December 13, 2012
A federal appellate court has turned down a retailer appeal to review part of the controversial settlement in a massive credit card interchange case, clearing the way for the trial court to move toward final approval. Meanwhile, the Herculean task of notifying millions of merchants about the settlement is getting under way.
Legal experts say the terse refusal of the Second U.S. Circuit Court of Appeals in New York this week to intervene is no surprise. With settlements, appellate courts usually refuse to get involved until after the trial court gives final approval. In this case, the trial court is the U.S. District Court in Brooklyn, N.Y., where Judge John Gleeson gave preliminary approval Nov. 9 and has set a hearing for next Sept. 13 to consider final approval.
“It's hard to get an appellate court to rule on that, they want the trial court to do its thing,” says payments attorney Anita Boomstein, a partner with Hughes Hubbard & Reed LLP in New York who has advised some merchants but is not formally involved in the case.
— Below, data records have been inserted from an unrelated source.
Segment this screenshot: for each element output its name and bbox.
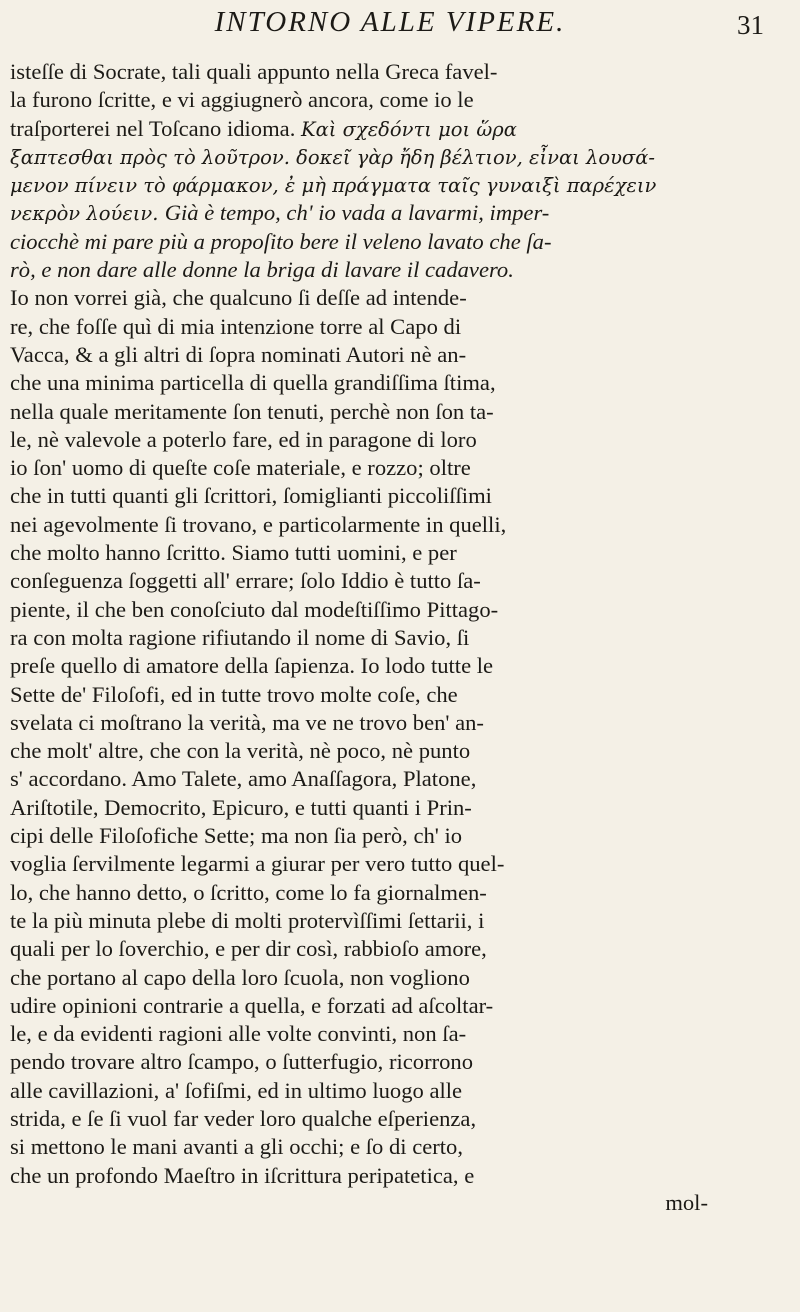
text-segment: conſeguenza ſoggetti all' errare; ſolo Iddio è tutto ſa- <box>10 568 481 594</box>
greek-text: Καὶ σχεδόντι μοι ὥρα <box>301 117 517 141</box>
text-line <box>10 850 764 878</box>
text-line <box>10 341 764 369</box>
text-segment: la furono ſcritte, e vi aggiugnerò ancora, come io le <box>10 87 474 113</box>
text-line <box>10 115 764 143</box>
text-line <box>10 482 764 510</box>
text-line <box>10 454 764 482</box>
text-line <box>10 935 764 963</box>
text-line <box>10 567 764 595</box>
text-segment: si mettono le mani avanti a gli occhi; e ſo di certo, <box>10 1134 464 1160</box>
text-segment: Vacca, & a gli altri di ſopra nominati Autori nè an- <box>10 341 467 367</box>
text-segment: s' accordano. Amo Talete, amo Anaſſagora, Platone, <box>10 766 477 792</box>
body-text <box>10 58 764 1190</box>
page-number: 31 <box>737 10 764 40</box>
text-segment: voglia ſervilmente legarmi a giurar per vero tutto quel- <box>10 851 505 877</box>
text-segment: lo, che hanno detto, o ſcritto, come lo fa giornalmen- <box>10 879 487 905</box>
text-segment: che una minima particella di quella grandiſſima ſtima, <box>10 370 496 396</box>
text-segment: che molto hanno ſcritto. Siamo tutti uomini, e per <box>10 540 457 566</box>
italic-text: Già è tempo, ch' io vada a lavarmi, imper- <box>164 200 550 226</box>
catchword: mol- <box>665 1189 708 1215</box>
text-segment: ra con molta ragione rifiutando il nome di Savio, ſi <box>10 624 470 650</box>
text-line <box>10 228 764 256</box>
text-segment: quali per lo ſoverchio, e per dir così, rabbioſo amore, <box>10 936 487 962</box>
text-line <box>10 1048 764 1076</box>
text-line <box>10 313 764 341</box>
text-segment: che un profondo Maeſtro in iſcrittura peripatetica, e <box>10 1162 475 1188</box>
text-segment: le, e da evidenti ragioni alle volte convinti, non ſa- <box>10 1021 467 1047</box>
text-line <box>10 86 764 114</box>
text-segment: traſporterei nel Toſcano idioma. <box>10 115 301 141</box>
text-line <box>10 794 764 822</box>
text-segment: alle cavillazioni, a' ſofiſmi, ed in ultimo luogo alle <box>10 1077 463 1103</box>
text-line <box>10 879 764 907</box>
text-segment: udire opinioni contrarie a quella, e forzati ad aſcoltar- <box>10 992 494 1018</box>
text-line <box>10 171 764 199</box>
text-line <box>10 992 764 1020</box>
text-line <box>10 681 764 709</box>
text-line <box>10 1133 764 1161</box>
text-line <box>10 624 764 652</box>
text-line <box>10 822 764 850</box>
text-line <box>10 539 764 567</box>
text-segment: nella quale meritamente ſon tenuti, perchè non ſon ta- <box>10 398 494 424</box>
text-segment: piente, il che ben conoſciuto dal modeſtiſſimo Pittago- <box>10 596 499 622</box>
text-segment: io ſon' uomo di queſte coſe materiale, e rozzo; oltre <box>10 455 471 481</box>
running-head: INTORNO ALLE VIPERE. <box>214 6 566 38</box>
italic-text: ciocchè mi pare più a propoſito bere il veleno lavato che ſa- <box>10 228 552 254</box>
text-line <box>10 511 764 539</box>
text-line <box>10 369 764 397</box>
text-segment: te la più minuta plebe di molti protervìſſimi ſettarii, i <box>10 907 485 933</box>
text-line <box>10 652 764 680</box>
text-segment: Ariſtotile, Democrito, Epicuro, e tutti quanti i Prin- <box>10 794 472 820</box>
text-segment: che in tutti quanti gli ſcrittori, ſomiglianti piccoliſſimi <box>10 483 492 509</box>
italic-text: rò, e non dare alle donne la briga di lavare il cadavero. <box>10 257 514 283</box>
text-line <box>10 907 764 935</box>
text-line <box>10 199 764 227</box>
text-line <box>10 256 764 284</box>
text-segment: le, nè valevole a poterlo fare, ed in paragone di loro <box>10 426 477 452</box>
text-segment: che portano al capo della loro ſcuola, non vogliono <box>10 964 470 990</box>
text-segment: Io non vorrei già, che qualcuno ſi deſſe ad intende- <box>10 285 467 311</box>
text-line <box>10 596 764 624</box>
text-line <box>10 1162 764 1190</box>
text-line <box>10 284 764 312</box>
text-line <box>10 143 764 171</box>
text-line <box>10 1105 764 1133</box>
greek-text: ξαπτεσθαι πρὸς τὸ λοῦτρον. δοκεῖ γὰρ ἤδη βέλτιον, εἶναι λουσά- <box>10 145 655 169</box>
text-segment: preſe quello di amatore della ſapienza. Io lodo tutte le <box>10 653 494 679</box>
text-line <box>10 964 764 992</box>
text-line <box>10 398 764 426</box>
text-line <box>10 765 764 793</box>
text-segment: pendo trovare altro ſcampo, o ſutterfugio, ricorrono <box>10 1049 474 1075</box>
text-segment: cipi delle Filoſofiche Sette; ma non ſia però, ch' io <box>10 823 463 849</box>
text-segment: isteſſe di Socrate, tali quali appunto nella Greca favel- <box>10 59 498 84</box>
text-line <box>10 426 764 454</box>
text-line <box>10 737 764 765</box>
text-line <box>10 1077 764 1105</box>
text-segment: Sette de' Filoſofi, ed in tutte trovo molte coſe, che <box>10 681 458 707</box>
text-line <box>10 58 764 86</box>
text-segment: svelata ci moſtrano la verità, ma ve ne trovo ben' an- <box>10 709 484 735</box>
text-segment: strida, e ſe ſi vuol far veder loro qualche eſperienza, <box>10 1105 477 1131</box>
page-header <box>10 6 764 58</box>
text-segment: nei agevolmente ſi trovano, e particolarmente in quelli, <box>10 511 507 537</box>
greek-text: μενον πίνειν τὸ φάρμακον, ἐ μὴ πράγματα ταῖς γυναιξὶ παρέχειν <box>10 174 657 198</box>
text-line <box>10 709 764 737</box>
text-segment: che molt' altre, che con la verità, nè poco, nè punto <box>10 738 471 764</box>
text-segment: re, che foſſe quì di mia intenzione torre al Capo di <box>10 313 462 339</box>
greek-text: νεκρὸν λούειν. <box>10 202 165 226</box>
text-line <box>10 1020 764 1048</box>
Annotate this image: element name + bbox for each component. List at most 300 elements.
Lawyers representing some individual merchants as well as at least seven merchant trade groups asked the Second Circuit to consider a narrow part of Gleeson’s preliminary approval, that being a provision of the settlement that releases defendants Visa Inc., MasterCard Inc., and a handful of major banks from liability for interchange pricing policies. That release, which would affect current and future card-accepting merchants, is shaping up to be the key objection that 1,200 retailers and trade associations have to the settlement of the 7-year-old litigation in which merchant plaintiffs accused the networks and banks of using anti-competitive practices in setting interchange.
Under the settlement announced in July by lawyers for both sides, the defendants will pay class merchants about $6 billion in damages, and Visa and MasterCard will provide another $1.2 billion in temporarily reduced interchange rates and ease up on certain rules, especially ones restricting merchants’ ability to surcharge for card transactions. In return, the networks want release from future court challenges by merchants to interchange and network rules. The defendants also are paying about $550 million to a handful of large merchant plaintiffs that have now dropped their claims.
Gleeson indicated that the standard for final approval is much higher than the one for preliminary approval, which means that the objecting plaintiffs still have some hope even though parts of the settlement already are going into effect or will be soon. For example, the networks have 60 days from Nov. 27, when the court entered Gleeson’s order implementing preliminary approval, to conform their rules to terms of the proposed settlement.
Meanwhile, the district court is setting up the machinery to administer the settlement process. Gleeson appointed Kansas City, Kan.-based Epiq Systems Inc., a specialist in legal-systems administration and technology, to oversee notifications and related matters. That will be a big job: the class settlement covers any merchant that has accepted Visa and MasterCard cards between Jan. 1, 2004, and late 2012. Experts estimate that universe to include 6 million to 8 million merchants. The settlement agreement calls for merchant acquirers to assist in the notification process.